I am trying to empirically estimate the coefficient for the Okun's law as a relationship between output growth and unemployment. I am using the simple gap version, where I regress real output growth (ind. variable) computed as a log difference of real GDP on change in unemployment from previous period (dep. variable). I use quarterly data with 59 observations. I want to estimate it as simple OLS, test for autocorrelation (I know there probably will be some) and other possible violations of the assumptions and then add proper lags of both dependent and independent variables to obtain dynamic model with higher explanatory power.
However, for real GDP growth (which is log differenced real GDP), the ADF and ADF-GLS tests didn't reject null hypothesis of unit root (p-values 0.28 and 0.11 for one lag, for more lags p-values are larger), KPSS rejected the null of stationarity (test statistic 0.858 vs critical value at 99% level of confidence 0.727).
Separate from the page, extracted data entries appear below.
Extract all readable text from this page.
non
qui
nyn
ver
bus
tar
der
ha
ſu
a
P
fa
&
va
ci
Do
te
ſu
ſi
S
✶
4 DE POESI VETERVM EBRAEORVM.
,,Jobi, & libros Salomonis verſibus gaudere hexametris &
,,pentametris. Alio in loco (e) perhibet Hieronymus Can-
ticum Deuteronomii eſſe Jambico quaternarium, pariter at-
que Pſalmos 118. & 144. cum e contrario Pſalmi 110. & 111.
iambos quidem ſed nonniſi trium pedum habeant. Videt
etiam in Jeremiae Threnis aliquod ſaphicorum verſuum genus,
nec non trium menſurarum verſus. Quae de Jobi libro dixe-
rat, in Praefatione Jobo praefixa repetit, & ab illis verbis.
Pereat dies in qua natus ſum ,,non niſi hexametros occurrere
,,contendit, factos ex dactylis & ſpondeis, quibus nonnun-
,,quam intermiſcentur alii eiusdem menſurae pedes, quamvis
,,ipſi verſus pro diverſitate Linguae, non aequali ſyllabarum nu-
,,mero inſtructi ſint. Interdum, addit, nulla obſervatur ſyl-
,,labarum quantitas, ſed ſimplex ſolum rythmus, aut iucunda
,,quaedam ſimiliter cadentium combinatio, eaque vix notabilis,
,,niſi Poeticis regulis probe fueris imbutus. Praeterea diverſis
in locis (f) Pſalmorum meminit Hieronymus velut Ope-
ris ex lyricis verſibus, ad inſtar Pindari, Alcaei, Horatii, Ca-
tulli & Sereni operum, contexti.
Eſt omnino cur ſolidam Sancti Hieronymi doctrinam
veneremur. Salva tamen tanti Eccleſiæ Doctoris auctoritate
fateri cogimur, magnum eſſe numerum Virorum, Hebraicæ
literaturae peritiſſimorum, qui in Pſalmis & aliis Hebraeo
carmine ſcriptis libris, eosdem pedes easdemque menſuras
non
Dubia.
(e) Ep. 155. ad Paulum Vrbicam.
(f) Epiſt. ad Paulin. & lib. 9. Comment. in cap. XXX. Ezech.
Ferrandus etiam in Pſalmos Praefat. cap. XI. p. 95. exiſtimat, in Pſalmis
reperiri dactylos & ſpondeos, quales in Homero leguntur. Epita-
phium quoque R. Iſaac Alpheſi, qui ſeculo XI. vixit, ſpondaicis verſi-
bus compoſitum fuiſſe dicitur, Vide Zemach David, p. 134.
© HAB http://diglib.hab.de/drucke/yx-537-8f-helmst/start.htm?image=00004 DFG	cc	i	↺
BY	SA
On the other hand, difference in unemployment seems to be (marginally) stationary (ADF and ADF-GLS p-values: 0.19 and 0.054), KPSS didn't reject null (test statistic 0.356).
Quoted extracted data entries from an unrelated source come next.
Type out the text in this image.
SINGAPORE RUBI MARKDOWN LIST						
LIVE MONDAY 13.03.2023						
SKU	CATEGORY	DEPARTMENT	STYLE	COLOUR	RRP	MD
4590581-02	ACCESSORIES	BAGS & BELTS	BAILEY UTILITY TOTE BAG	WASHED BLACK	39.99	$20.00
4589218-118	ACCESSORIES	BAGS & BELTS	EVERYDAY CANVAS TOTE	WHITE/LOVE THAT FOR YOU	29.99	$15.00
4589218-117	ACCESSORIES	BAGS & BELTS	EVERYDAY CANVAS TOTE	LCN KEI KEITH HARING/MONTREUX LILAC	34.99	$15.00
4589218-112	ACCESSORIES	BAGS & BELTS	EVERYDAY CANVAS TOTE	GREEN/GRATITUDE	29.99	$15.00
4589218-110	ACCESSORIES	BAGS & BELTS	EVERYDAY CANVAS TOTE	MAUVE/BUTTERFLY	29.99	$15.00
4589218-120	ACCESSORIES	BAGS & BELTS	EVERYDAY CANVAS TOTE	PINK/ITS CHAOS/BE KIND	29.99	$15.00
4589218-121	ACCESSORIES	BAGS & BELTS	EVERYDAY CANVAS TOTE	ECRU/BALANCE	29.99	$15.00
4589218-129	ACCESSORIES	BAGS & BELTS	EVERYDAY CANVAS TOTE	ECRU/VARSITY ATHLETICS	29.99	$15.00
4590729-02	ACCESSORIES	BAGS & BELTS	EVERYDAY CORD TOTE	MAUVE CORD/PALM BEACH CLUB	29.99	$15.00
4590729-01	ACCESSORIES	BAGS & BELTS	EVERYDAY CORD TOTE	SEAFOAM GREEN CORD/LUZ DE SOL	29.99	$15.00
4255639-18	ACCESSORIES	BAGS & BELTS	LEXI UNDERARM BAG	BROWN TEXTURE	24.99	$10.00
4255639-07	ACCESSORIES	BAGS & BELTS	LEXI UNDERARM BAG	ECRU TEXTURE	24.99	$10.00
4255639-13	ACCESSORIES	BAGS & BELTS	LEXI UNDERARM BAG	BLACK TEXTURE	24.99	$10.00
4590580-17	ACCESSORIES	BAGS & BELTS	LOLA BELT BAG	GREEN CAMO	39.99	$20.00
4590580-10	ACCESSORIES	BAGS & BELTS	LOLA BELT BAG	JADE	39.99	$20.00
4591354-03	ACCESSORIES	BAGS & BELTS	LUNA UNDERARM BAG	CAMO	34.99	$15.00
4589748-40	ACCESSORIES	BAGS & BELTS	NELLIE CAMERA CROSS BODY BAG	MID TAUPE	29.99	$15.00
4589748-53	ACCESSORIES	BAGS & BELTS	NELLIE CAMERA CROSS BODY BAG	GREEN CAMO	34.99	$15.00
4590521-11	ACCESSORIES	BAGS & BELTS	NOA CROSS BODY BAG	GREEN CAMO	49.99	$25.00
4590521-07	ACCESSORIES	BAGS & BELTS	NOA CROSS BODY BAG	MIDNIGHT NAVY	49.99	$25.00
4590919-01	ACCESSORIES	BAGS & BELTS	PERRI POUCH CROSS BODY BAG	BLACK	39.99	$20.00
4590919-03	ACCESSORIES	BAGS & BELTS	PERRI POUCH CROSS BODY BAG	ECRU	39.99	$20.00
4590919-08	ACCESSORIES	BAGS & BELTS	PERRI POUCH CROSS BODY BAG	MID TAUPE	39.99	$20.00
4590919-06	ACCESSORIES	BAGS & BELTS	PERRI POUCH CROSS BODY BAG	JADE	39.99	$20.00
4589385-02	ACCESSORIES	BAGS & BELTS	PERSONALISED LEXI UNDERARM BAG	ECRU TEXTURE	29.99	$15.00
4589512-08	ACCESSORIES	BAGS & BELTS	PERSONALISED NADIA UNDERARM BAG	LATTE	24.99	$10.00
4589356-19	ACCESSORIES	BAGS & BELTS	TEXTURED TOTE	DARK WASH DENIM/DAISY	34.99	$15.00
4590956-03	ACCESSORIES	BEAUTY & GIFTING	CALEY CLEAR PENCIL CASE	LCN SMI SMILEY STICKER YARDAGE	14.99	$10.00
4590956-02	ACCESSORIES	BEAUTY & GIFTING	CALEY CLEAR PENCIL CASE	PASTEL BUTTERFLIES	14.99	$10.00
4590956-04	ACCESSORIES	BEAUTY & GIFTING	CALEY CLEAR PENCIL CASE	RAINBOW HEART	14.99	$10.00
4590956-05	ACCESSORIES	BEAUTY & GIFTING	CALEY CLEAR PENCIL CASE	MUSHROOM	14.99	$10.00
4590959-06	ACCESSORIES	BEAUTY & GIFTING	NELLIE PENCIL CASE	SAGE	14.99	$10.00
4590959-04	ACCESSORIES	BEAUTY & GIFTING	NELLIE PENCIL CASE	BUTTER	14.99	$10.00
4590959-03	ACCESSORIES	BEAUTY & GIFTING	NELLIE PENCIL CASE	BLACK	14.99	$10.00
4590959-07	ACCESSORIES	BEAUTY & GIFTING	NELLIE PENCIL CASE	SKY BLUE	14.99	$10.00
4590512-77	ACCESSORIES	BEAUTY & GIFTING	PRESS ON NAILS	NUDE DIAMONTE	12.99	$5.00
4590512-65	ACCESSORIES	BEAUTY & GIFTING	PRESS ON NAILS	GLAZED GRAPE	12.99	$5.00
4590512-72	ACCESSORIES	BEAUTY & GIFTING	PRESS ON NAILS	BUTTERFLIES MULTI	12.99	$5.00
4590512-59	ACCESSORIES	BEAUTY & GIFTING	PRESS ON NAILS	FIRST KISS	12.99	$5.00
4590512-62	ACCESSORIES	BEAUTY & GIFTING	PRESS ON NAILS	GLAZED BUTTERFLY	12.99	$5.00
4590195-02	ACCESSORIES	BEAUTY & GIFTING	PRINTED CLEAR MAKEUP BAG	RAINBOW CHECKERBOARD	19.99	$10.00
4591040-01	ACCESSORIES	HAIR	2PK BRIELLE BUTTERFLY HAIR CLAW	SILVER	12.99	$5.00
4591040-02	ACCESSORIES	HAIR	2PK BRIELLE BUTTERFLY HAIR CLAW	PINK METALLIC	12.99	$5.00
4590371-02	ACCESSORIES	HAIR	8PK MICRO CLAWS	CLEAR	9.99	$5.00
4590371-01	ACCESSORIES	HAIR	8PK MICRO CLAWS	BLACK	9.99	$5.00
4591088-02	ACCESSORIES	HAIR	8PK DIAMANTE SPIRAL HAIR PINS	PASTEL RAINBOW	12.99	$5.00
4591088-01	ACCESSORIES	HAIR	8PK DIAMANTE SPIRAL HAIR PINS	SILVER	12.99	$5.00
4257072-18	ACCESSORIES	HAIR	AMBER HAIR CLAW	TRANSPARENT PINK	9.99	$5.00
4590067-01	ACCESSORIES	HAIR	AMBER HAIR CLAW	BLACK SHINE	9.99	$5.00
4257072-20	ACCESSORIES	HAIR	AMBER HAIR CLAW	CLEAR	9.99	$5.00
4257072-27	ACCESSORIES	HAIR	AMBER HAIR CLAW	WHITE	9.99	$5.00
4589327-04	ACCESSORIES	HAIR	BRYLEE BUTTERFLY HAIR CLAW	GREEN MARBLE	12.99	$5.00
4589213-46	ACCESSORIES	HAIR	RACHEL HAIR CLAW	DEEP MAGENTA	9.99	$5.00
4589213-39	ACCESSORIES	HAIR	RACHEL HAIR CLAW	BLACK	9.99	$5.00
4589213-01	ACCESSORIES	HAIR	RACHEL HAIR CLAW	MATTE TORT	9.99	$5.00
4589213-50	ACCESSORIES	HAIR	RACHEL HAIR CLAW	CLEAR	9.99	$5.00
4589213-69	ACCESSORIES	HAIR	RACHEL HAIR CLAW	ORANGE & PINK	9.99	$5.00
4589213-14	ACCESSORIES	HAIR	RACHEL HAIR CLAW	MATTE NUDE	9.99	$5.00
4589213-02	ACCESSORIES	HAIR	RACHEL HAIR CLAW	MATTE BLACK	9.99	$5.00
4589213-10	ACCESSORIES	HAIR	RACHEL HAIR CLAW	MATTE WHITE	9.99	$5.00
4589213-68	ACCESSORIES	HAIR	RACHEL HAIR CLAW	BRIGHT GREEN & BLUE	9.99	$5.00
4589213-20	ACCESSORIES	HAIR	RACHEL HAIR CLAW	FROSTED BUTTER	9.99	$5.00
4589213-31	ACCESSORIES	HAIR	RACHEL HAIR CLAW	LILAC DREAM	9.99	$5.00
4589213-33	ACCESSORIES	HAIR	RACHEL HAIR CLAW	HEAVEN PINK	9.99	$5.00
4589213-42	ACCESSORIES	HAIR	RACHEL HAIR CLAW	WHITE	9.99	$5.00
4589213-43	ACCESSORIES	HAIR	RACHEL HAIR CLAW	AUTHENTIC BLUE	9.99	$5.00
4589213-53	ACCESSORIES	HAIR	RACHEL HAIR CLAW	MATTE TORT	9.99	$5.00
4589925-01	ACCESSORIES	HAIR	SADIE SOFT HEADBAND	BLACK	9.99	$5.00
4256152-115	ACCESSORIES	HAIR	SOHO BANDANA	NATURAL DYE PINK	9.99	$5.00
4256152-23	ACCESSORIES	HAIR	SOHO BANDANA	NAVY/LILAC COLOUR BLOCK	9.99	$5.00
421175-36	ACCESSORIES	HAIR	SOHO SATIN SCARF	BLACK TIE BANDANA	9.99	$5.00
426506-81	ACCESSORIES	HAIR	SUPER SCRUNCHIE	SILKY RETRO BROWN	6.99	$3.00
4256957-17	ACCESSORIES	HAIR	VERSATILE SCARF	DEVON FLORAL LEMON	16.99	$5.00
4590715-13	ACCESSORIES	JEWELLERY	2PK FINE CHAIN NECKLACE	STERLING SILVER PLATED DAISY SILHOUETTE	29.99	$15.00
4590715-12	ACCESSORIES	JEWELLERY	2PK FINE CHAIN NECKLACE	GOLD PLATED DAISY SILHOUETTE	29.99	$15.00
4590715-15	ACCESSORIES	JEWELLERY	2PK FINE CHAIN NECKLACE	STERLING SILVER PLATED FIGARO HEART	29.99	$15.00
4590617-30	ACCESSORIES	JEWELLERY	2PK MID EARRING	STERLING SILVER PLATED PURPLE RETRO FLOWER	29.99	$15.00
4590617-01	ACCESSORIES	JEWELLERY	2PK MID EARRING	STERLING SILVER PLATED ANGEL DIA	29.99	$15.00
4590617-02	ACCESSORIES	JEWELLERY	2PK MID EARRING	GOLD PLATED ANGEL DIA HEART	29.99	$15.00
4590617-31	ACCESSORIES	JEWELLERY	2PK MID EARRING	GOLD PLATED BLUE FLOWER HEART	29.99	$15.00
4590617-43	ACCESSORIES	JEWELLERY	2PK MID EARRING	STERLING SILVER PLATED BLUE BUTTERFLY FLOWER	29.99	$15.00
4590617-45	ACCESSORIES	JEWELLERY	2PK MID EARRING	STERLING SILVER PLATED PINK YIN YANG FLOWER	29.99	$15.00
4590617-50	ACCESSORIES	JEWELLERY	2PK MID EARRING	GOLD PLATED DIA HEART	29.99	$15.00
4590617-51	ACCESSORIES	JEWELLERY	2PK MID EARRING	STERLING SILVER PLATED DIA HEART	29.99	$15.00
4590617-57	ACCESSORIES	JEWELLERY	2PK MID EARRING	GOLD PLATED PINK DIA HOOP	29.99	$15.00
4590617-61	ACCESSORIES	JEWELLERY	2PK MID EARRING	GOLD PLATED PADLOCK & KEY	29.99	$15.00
I don't want to difference again, as I have a priori specification from economic theory, which would be ruined. I also tested for cointegration but residuals are I(1), so I cannot use it. It's kind of obvious there should be a strong relationship between unemployment and economic growth, but is it a sufficient argument against formal statistical tests to regress nonstationary on (almost) stationary variable?